Education and Learning

 

 

TIME, CONTINUITY AND CHANGE
A visit to Peninsula Farm will introduce lower and middle primary students to how pioneer settlers and their families lived and worked on the farm in the early days of the Swan River Colony. They explore the house and grounds and enjoy 'hands-on' activities. They consider the place and how it has changed since pre-European settlement, including land use and size. They compare the 'old' with the 'new' way of doing things.

Maximum of 2 classes can be accommodated on site at a time. Other options are available if you wish to bring a larger group.  Please ensure you have adequate supervision for students - suggested ratio inside house is 1:5, other activities 1:10. Please discuss this with National Trust education staff at time of booking. Please allow at least half a day for your visit. Phone 9321 6088. Email trust@ntwa.com.au

Activities can include one or more of the following. Most materials are provided.

Heritage Hounds
Primary aged students will explore the house to discover who lived and worked there, the difference between 'then and now' and what gives something 'heritage value'. Please download enough Teacher/Parent Guides and Student Booklets for participants.

Artefacts
Handle artefacts from previous generations and find out what they were for and how they were used.

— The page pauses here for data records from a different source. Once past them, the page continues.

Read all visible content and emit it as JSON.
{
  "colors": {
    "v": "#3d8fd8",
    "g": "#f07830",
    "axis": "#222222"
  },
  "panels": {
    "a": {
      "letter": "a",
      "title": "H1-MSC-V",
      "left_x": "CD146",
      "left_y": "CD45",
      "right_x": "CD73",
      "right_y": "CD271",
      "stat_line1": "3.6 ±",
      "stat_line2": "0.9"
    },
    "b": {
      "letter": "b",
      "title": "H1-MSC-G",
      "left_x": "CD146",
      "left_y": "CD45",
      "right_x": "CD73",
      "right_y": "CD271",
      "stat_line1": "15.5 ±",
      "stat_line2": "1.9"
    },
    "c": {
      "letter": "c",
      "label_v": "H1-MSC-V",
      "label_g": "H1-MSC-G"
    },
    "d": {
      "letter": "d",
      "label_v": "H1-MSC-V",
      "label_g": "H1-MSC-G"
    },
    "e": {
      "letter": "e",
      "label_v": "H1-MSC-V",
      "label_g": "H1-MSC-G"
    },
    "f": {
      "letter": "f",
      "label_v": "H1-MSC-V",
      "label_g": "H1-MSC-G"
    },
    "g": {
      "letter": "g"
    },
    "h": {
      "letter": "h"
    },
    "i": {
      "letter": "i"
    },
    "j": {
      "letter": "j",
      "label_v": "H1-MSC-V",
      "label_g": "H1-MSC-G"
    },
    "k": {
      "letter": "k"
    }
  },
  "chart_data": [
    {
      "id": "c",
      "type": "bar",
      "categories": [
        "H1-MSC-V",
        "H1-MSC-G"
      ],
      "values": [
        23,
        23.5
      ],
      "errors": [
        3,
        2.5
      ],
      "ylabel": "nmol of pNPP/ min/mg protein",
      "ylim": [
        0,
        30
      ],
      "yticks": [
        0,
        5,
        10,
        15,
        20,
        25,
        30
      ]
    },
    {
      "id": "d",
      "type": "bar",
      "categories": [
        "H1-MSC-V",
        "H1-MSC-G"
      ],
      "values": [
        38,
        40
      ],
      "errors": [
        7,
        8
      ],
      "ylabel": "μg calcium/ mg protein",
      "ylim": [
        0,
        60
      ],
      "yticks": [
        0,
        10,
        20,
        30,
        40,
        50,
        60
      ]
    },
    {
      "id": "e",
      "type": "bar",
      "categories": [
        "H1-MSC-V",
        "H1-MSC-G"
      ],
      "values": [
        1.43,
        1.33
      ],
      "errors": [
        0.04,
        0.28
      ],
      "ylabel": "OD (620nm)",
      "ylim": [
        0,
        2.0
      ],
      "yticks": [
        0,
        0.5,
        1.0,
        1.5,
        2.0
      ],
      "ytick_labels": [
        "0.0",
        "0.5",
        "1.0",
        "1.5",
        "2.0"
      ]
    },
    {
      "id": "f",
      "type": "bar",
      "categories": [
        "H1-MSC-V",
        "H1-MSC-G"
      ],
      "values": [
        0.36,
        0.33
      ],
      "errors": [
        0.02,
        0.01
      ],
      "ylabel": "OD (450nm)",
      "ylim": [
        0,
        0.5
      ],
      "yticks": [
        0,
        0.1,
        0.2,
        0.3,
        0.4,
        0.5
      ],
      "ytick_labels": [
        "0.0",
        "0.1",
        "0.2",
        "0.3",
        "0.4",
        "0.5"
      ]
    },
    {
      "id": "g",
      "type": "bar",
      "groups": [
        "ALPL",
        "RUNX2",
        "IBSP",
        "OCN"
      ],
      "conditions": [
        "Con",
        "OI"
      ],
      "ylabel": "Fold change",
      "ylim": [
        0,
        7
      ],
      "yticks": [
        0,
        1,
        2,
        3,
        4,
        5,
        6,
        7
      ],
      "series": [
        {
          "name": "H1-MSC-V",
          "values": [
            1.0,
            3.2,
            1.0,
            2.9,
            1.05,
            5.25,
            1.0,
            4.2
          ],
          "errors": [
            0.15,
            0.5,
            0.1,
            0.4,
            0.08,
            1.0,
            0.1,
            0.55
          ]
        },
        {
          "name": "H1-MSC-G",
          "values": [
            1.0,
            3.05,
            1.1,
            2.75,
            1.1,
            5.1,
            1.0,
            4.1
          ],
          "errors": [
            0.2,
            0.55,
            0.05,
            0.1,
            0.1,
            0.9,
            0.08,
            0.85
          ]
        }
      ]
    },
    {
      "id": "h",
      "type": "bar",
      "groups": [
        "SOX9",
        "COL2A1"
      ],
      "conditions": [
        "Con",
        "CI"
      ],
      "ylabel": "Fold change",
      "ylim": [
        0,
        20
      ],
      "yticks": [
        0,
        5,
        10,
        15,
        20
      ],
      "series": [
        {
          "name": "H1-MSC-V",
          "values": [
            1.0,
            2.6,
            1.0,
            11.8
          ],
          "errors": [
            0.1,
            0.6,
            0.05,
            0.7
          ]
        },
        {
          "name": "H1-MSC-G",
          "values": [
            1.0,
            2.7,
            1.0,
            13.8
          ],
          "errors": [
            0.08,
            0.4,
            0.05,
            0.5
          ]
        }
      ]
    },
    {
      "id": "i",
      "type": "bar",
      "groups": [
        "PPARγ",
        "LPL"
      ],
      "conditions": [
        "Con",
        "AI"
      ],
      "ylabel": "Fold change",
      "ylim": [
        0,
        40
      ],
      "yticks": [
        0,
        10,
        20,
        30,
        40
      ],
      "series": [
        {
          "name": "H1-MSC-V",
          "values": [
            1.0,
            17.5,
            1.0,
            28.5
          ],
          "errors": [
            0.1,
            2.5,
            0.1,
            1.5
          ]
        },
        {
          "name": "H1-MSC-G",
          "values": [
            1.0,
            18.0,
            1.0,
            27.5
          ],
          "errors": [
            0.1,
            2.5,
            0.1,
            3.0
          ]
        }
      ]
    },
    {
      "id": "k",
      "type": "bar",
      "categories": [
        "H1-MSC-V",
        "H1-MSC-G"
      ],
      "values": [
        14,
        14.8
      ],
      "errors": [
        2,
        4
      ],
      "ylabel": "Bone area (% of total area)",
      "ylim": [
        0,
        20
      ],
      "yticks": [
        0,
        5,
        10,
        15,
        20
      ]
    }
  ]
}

A Boat for Mr Hardey (not suitable for lower primary)
Transport in the early days of Swan River Settlement. Students learn about the importance of the Swan River and make a raft to transport their goods from Fremantle to Peninsula Farm.

Windmills
The Hardey family had their own windmill on the farm. Learn about windpower and make a windmill to take home.

Games
Playing games enjoyed by children of the mid 1800s in the grounds.

Peg Dolls
Make and decorate a wooden peg doll to take home.

Mealtimes
Discuss the meals prepared and eaten at Tranby around the mid 1800s. Set a table for dinner. Discuss table manners expected at that time.

Measuring and Weighing
Discuss what was grown, used and sold on the farm. Measure and weigh some the products using 'olden days' scales with pounds and ounces.